Fatal incidents involving ice resurfacers are rare but not unprecedented. In most community rinks, resurfacer operators are recreation department employees, not industrial equipment specialists. Training requirements vary by municipality, and there is no single national standard governing who can drive these machines or how facilities must design their access points.
Safety questions the city now faces
The City of Fort Collins has said it is reviewing the circumstances of the collision and evaluating how to prevent a recurrence. A formal statement posted to the city’s website acknowledged the gravity of losing an employee at the facility.
That review will likely need to address several practical questions: Was the overhead door fully open at the time of the collision?
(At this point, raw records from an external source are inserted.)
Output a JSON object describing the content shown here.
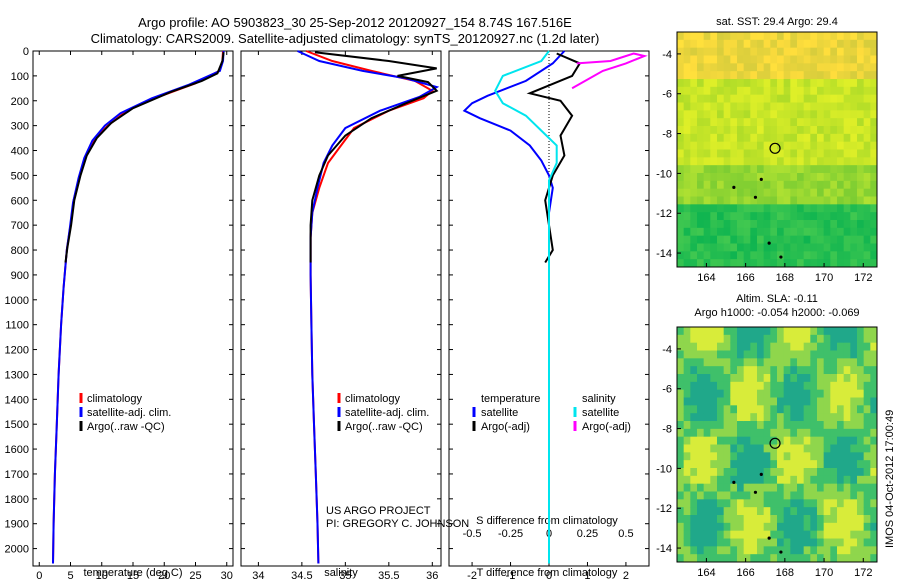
{
  "header": {
    "line1": "Argo profile: AO 5903823_30 25-Sep-2012 20120927_154 8.74S 167.516E",
    "line2": "Climatology: CARS2009. Satellite-adjusted climatology: synTS_20120927.nc (1.2d later)"
  },
  "credit": {
    "line1": "US ARGO PROJECT",
    "line2": "PI: GREGORY C. JOHNSON"
  },
  "side_stamp": "IMOS 04-Oct-2012 17:00:49",
  "colors": {
    "climatology": "#ff0000",
    "satellite": "#0000ff",
    "argo": "#000000",
    "salinity_satellite": "#00e5ee",
    "salinity_argo": "#ff00ff"
  },
  "chart_data": [
    {
      "type": "line",
      "panel": "temperature",
      "xlabel": "temperature (deg C)",
      "ylabel": "",
      "xlim": [
        -1,
        31
      ],
      "ylim": [
        2070,
        0
      ],
      "xticks": [
        0,
        5,
        10,
        15,
        20,
        25,
        30
      ],
      "yticks": [
        0,
        100,
        200,
        300,
        400,
        500,
        600,
        700,
        800,
        900,
        1000,
        1100,
        1200,
        1300,
        1400,
        1500,
        1600,
        1700,
        1800,
        1900,
        2000
      ],
      "legend": [
        "climatology",
        "satellite-adj. clim.",
        "Argo(..raw -QC)"
      ],
      "legend_position": "lower-center",
      "series": [
        {
          "name": "climatology",
          "color": "#ff0000",
          "points": [
            [
              29.4,
              0
            ],
            [
              29.3,
              40
            ],
            [
              28.8,
              80
            ],
            [
              25,
              130
            ],
            [
              19,
              185
            ],
            [
              14,
              240
            ],
            [
              11,
              300
            ],
            [
              9,
              350
            ],
            [
              7.5,
              420
            ],
            [
              6.5,
              500
            ],
            [
              5.5,
              600
            ],
            [
              5,
              700
            ],
            [
              4.4,
              800
            ],
            [
              3.9,
              950
            ],
            [
              3.5,
              1100
            ],
            [
              3.1,
              1300
            ],
            [
              2.8,
              1500
            ],
            [
              2.5,
              1700
            ],
            [
              2.3,
              1900
            ],
            [
              2.2,
              2060
            ]
          ]
        },
        {
          "name": "satellite-adj. clim.",
          "color": "#0000ff",
          "points": [
            [
              29.5,
              0
            ],
            [
              29.4,
              40
            ],
            [
              28.9,
              80
            ],
            [
              24,
              135
            ],
            [
              18,
              190
            ],
            [
              13,
              250
            ],
            [
              10.5,
              300
            ],
            [
              8.5,
              360
            ],
            [
              7.2,
              430
            ],
            [
              6.3,
              510
            ],
            [
              5.4,
              610
            ],
            [
              4.9,
              710
            ],
            [
              4.4,
              800
            ],
            [
              3.9,
              950
            ],
            [
              3.5,
              1100
            ],
            [
              3.1,
              1300
            ],
            [
              2.8,
              1500
            ],
            [
              2.5,
              1700
            ],
            [
              2.3,
              1900
            ],
            [
              2.2,
              2060
            ]
          ]
        },
        {
          "name": "Argo(..raw -QC)",
          "color": "#000000",
          "points": [
            [
              29.5,
              5
            ],
            [
              29.3,
              40
            ],
            [
              28.5,
              90
            ],
            [
              26,
              120
            ],
            [
              21,
              165
            ],
            [
              15,
              230
            ],
            [
              11.5,
              290
            ],
            [
              9.2,
              350
            ],
            [
              7.6,
              420
            ],
            [
              6.6,
              500
            ],
            [
              5.6,
              600
            ],
            [
              5.1,
              700
            ],
            [
              4.5,
              790
            ],
            [
              4.2,
              850
            ]
          ]
        }
      ]
    },
    {
      "type": "line",
      "panel": "salinity",
      "xlabel": "salinity",
      "ylabel": "",
      "xlim": [
        33.8,
        36.1
      ],
      "ylim": [
        2070,
        0
      ],
      "xticks": [
        34,
        34.5,
        35,
        35.5,
        36
      ],
      "legend": [
        "climatology",
        "satellite-adj. clim.",
        "Argo(..raw -QC)"
      ],
      "legend_position": "lower-center",
      "series": [
        {
          "name": "climatology",
          "color": "#ff0000",
          "points": [
            [
              34.55,
              0
            ],
            [
              34.85,
              40
            ],
            [
              35.3,
              80
            ],
            [
              35.8,
              120
            ],
            [
              36.0,
              160
            ],
            [
              35.9,
              190
            ],
            [
              35.5,
              240
            ],
            [
              35.1,
              310
            ],
            [
              34.95,
              380
            ],
            [
              34.8,
              450
            ],
            [
              34.7,
              550
            ],
            [
              34.62,
              650
            ],
            [
              34.6,
              750
            ],
            [
              34.6,
              900
            ],
            [
              34.61,
              1100
            ],
            [
              34.62,
              1300
            ],
            [
              34.64,
              1500
            ],
            [
              34.66,
              1700
            ],
            [
              34.68,
              1900
            ],
            [
              34.69,
              2060
            ]
          ]
        },
        {
          "name": "satellite-adj. clim.",
          "color": "#0000ff",
          "points": [
            [
              34.45,
              0
            ],
            [
              34.7,
              40
            ],
            [
              35.2,
              80
            ],
            [
              35.7,
              110
            ],
            [
              36.05,
              145
            ],
            [
              35.85,
              185
            ],
            [
              35.4,
              240
            ],
            [
              35.0,
              310
            ],
            [
              34.85,
              380
            ],
            [
              34.75,
              450
            ],
            [
              34.68,
              550
            ],
            [
              34.62,
              650
            ],
            [
              34.6,
              750
            ],
            [
              34.6,
              900
            ],
            [
              34.61,
              1100
            ],
            [
              34.62,
              1300
            ],
            [
              34.64,
              1500
            ],
            [
              34.66,
              1700
            ],
            [
              34.68,
              1900
            ],
            [
              34.69,
              2060
            ]
          ]
        },
        {
          "name": "Argo(..raw -QC)",
          "color": "#000000",
          "points": [
            [
              34.65,
              5
            ],
            [
              35.5,
              40
            ],
            [
              36.05,
              70
            ],
            [
              35.6,
              100
            ],
            [
              35.95,
              125
            ],
            [
              36.05,
              160
            ],
            [
              35.7,
              210
            ],
            [
              35.3,
              270
            ],
            [
              35.0,
              340
            ],
            [
              34.8,
              420
            ],
            [
              34.7,
              500
            ],
            [
              34.62,
              600
            ],
            [
              34.6,
              700
            ],
            [
              34.6,
              800
            ],
            [
              34.6,
              850
            ]
          ]
        }
      ]
    },
    {
      "type": "line",
      "panel": "difference",
      "xlabel": "T difference from climatology",
      "x2label": "S difference from climatology",
      "xlim": [
        -2.6,
        2.6
      ],
      "x2lim": [
        -0.65,
        0.65
      ],
      "ylim": [
        2070,
        0
      ],
      "xticks": [
        -2,
        -1,
        0,
        1,
        2
      ],
      "x2ticks": [
        "-0.5",
        "-0.25",
        "0",
        "0.25",
        "0.5"
      ],
      "legend_titles": [
        "temperature",
        "salinity"
      ],
      "legend": [
        "satellite",
        "Argo(-adj)",
        "satellite",
        "Argo(-adj)"
      ],
      "series": [
        {
          "name": "temperature satellite",
          "color": "#0000ff",
          "points": [
            [
              0.4,
              0
            ],
            [
              0.1,
              50
            ],
            [
              -0.6,
              120
            ],
            [
              -1.6,
              180
            ],
            [
              -2.0,
              210
            ],
            [
              -2.2,
              240
            ],
            [
              -1.8,
              270
            ],
            [
              -1.0,
              320
            ],
            [
              -0.5,
              380
            ],
            [
              -0.2,
              440
            ],
            [
              0.0,
              500
            ],
            [
              0.1,
              550
            ],
            [
              0.0,
              650
            ],
            [
              0.0,
              800
            ],
            [
              0.0,
              1000
            ],
            [
              0.0,
              1500
            ],
            [
              0.0,
              2060
            ]
          ]
        },
        {
          "name": "temperature Argo(-adj)",
          "color": "#000000",
          "points": [
            [
              0.2,
              10
            ],
            [
              0.8,
              50
            ],
            [
              0.6,
              100
            ],
            [
              -0.5,
              170
            ],
            [
              0.3,
              200
            ],
            [
              0.6,
              260
            ],
            [
              0.3,
              340
            ],
            [
              0.4,
              420
            ],
            [
              0.1,
              500
            ],
            [
              -0.1,
              600
            ],
            [
              0.0,
              700
            ],
            [
              0.1,
              800
            ],
            [
              -0.1,
              850
            ]
          ]
        },
        {
          "name": "salinity satellite",
          "color": "#00e5ee",
          "points": [
            [
              0.0,
              0
            ],
            [
              -0.05,
              40
            ],
            [
              -0.3,
              100
            ],
            [
              -0.35,
              160
            ],
            [
              -0.3,
              210
            ],
            [
              -0.15,
              260
            ],
            [
              -0.05,
              320
            ],
            [
              0.05,
              380
            ],
            [
              0.05,
              450
            ],
            [
              0.0,
              520
            ],
            [
              0.0,
              700
            ],
            [
              0.0,
              1000
            ],
            [
              0.0,
              1500
            ],
            [
              0.0,
              2060
            ]
          ]
        },
        {
          "name": "salinity Argo(-adj)",
          "color": "#ff00ff",
          "points": [
            [
              0.18,
              50
            ],
            [
              0.4,
              40
            ],
            [
              0.45,
              30
            ],
            [
              0.55,
              10
            ],
            [
              0.62,
              20
            ],
            [
              0.5,
              50
            ],
            [
              0.35,
              80
            ],
            [
              0.15,
              150
            ]
          ]
        }
      ]
    },
    {
      "type": "heatmap",
      "panel": "sea surface temperature map",
      "title": "sat. SST: 29.4 Argo: 29.4",
      "xlim": [
        162.5,
        172.7
      ],
      "ylim": [
        -14.7,
        -2.9
      ],
      "xticks": [
        164,
        166,
        168,
        170,
        172
      ],
      "yticks": [
        -4,
        -6,
        -8,
        -10,
        -12,
        -14
      ],
      "marker": {
        "lon": 167.5,
        "lat": -8.74
      }
    },
    {
      "type": "heatmap",
      "panel": "sea level anomaly map",
      "title": "Altim. SLA: -0.11",
      "subtitle": "Argo h1000: -0.054 h2000: -0.069",
      "xlim": [
        162.5,
        172.7
      ],
      "ylim": [
        -14.7,
        -2.9
      ],
      "xticks": [
        164,
        166,
        168,
        170,
        172
      ],
      "yticks": [
        -4,
        -6,
        -8,
        -10,
        -12,
        -14
      ],
      "marker": {
        "lon": 167.5,
        "lat": -8.74
      }
    }
  ]
}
Are backup cameras or proximity sensors installed on the resurfacer? Does the facility use spotters when the machine reverses through doorways? Are overhead doors equipped with auto-stop sensors that detect obstructions?
It is not yet clear whether the federal Occupational Safety and Health Administration (OSHA) has opened its own investigation. Under federal rules, OSHA can investigate any workplace fatality, and employers are required to report deaths within eight hours. Municipal employers in Colorado fall under state OSHA jurisdiction, which operates under a federally approved state plan. As of early March 2026, neither the city nor state regulators have publicly disclosed findings.
Across the ice rink industry, incidents like this one tend to prompt facility managers elsewhere to re-examine their own procedures. The question for Fort Collins, and for every community rink that operates similar equipment, is whether existing protocols treated the resurfacer as the industrial machine it is or as something closer to a golf cart.
Moving forward at EPIC
EPIC has returned to its regular schedule. The resurfacer still rolls out between sessions, smoothing the ice for the next group of skaters. But the routine now carries weight it did not have before January 28.
Staff who worked with Lunas watch the machine make its laps knowing what the job can cost. Parents who once smiled as their kids pressed their faces to the glass during resurfacing may see the moment differently now. The hum of the engine is the same. The context around it has changed permanently.
For Fort Collins, the hope is straightforward: that whatever the investigation reveals will lead to concrete changes, not just at EPIC but at rinks that face identical risks every day. Daniel Lunas deserves that much. So does the next person who climbs behind the wheel of a resurfacer and backs toward a doorway, trusting that the routine will hold.